De acordo com a ecóloga Carolina Levis, pesquisadora da UFSC (Universidade Federal de Santa Catarina)a pesquisa aponta para estratégias de conservação diferentes das que tradicionalmente marcam o campo. "Uma visão mais antiga, e ainda um pouco dominante na conservação, é a necessidade de conservar espécies e ecossistemas que estão ameaçados de uma forma que exclui as populações locais", diz Levis

Essa visão tradicional da ecologia, que considera as atividades humanas uma ameaça externa aos ecossistemas, é a base do conceito de hotspots ecológicos. O estudo, porém, destaca como saberes locais e científicos contribuem para a conservação, integrando comunidades e natureza em quatro biomas brasileiros: Amazônia, Cerrado, Mata Atlântica e Caatinga.

Casos de sucesso

O estudo documenta cinco casos de conservação bem-sucedidos com participação ativa de comunidades tradicionais e cientistas: a preservação da biodiversidade no Xingu, o manejo colaborativo do pirarucu, o uso controlado do fogo pelos xavantes no Cerrado, a gestão da araucária na Mata Atlântica e o turismo ecológico e arqueológico na Caatinga

Entre essas iniciativas, o manejo do pirarucu no rio Juruá é um dos exemplos mais consolidados de colaboração entre cientistas e comunidades ribeirinhas, com apoio de ONGs como o Instituto de Desenvolvimento Sustentável Mamirauá e o Instituto Juruá. O pirarucu, maior peixe de água doce do mundo, tem grande importância cultural e alimentar, mas sofreu um colapso populacional devido à pesca predatória. "O sistema de manejo tem levado a benefícios para várias outras espécies, porque os lagos são protegidos pelas comunidades locais", diz a ecóloga.

Além de preservar a espécie, o manejo gera impactos positivos para outras formas de vida aquática e fortalece a economia local, permitindo investimentos em infraestrutura como escolas e postos de saúde.

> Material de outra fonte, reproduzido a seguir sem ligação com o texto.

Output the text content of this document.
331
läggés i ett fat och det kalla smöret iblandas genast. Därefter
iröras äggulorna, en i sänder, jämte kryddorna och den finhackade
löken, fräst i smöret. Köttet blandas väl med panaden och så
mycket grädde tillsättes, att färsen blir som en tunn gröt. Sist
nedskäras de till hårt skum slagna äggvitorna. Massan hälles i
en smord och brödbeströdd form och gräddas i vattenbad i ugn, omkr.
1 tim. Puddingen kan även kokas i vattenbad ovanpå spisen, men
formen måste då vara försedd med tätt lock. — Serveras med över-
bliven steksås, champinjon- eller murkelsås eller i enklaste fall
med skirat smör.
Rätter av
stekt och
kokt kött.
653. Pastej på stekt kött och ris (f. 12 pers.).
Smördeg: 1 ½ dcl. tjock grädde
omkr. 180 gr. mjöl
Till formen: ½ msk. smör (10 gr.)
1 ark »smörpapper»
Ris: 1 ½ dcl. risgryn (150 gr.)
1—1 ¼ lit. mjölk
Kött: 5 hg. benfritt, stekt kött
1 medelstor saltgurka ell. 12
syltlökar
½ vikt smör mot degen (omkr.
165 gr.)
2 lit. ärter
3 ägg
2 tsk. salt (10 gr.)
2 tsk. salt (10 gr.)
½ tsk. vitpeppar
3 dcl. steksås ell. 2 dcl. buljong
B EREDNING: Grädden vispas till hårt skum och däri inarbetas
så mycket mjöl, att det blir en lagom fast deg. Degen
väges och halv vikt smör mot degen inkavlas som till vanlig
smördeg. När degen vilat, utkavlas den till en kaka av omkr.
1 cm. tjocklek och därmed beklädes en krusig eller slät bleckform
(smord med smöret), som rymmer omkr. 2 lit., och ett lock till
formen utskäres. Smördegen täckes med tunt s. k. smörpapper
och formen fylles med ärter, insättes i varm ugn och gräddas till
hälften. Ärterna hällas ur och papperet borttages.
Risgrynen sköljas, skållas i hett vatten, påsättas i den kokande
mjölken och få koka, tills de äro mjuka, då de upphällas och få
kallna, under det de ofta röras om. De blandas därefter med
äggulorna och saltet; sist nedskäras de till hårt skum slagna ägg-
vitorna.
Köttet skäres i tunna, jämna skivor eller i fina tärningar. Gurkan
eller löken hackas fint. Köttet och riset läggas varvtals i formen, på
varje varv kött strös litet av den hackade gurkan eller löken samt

A estratégia também contribui para a autonomia das mulheres, que passaram a ter participação ativa na gestão e comercialização do pescado.

Colaboração no Xingu

O Xingu é um dos exemplos mais antigos de colaboração entre cientistas e populações indígenas. São cerca de trinta anos de colaboração entre lideranças indígenas kuikuro e pesquisadores - dentre os quais o arqueólogo Michael Heckenberger, da Universidade da Flórida, que também assina o artigo. 

A parceria remonta a estudos a estudos arqueológicos publicados no início dos anos 2000, fruto de pesquisas colaborativas com vários autores indígenas do Xingu auxiliando na identificação e descrição dos antigos sistemas urbanos, desenvolvidos por indígenas da região há cerca de 800 anos

Helena Lima, arqueóloga do Museu Paraense Emílio Goeldi e coautora do estudo, destaca que as aldeias xinguanas eram dez vezes maiores antes da colonização europeia. A pesquisa também mostra como os indígenas kuikuro manejam a floresta, aplicando técnicas sofisticadas que envolvem o solo, as plantas e os animais.


O Território Indígena do Xingu ocupa 26.420 quilômetros quadrados e abriga 16 etnias, mas está cercado pelo agronegócio, que avança sobre a vegetação nativa. "Cada dia tem mais fazendeiro, soja e agrotóxico contaminando nosso rio e afetando o clima. Esse trabalho arqueológico comprova nossa história e nossa presença aqui", afirma Daniel Kuikuro, líder indígena 

Uma das técnicas utilizadas pelos kuikuro é a produção de terra preta, um solo enriquecido por resíduos orgânicos que aumenta a fertilidade da terra. "São processos de alteração físico-química do solo que melhoram sua produtividade e são encontrados em várias partes da Amazônia", explica Lima. O controle do fogo em baixas temperaturas também faz parte desse manejo, evitando incêndios de grande escala.

A produção de terra preta ocorre nos quintais das casas, onde também se concentram as maiores diversidades de plantas. "Uma planta sozinha não interessa, o que importa é a criação de variedades e o intercâmbio com outros povos indígenas", explica a arqueóloga. Para ela, esses são exemplos de tecnologias sofisticadas de interação com a natureza, desenvolvidas ao longo de séculos.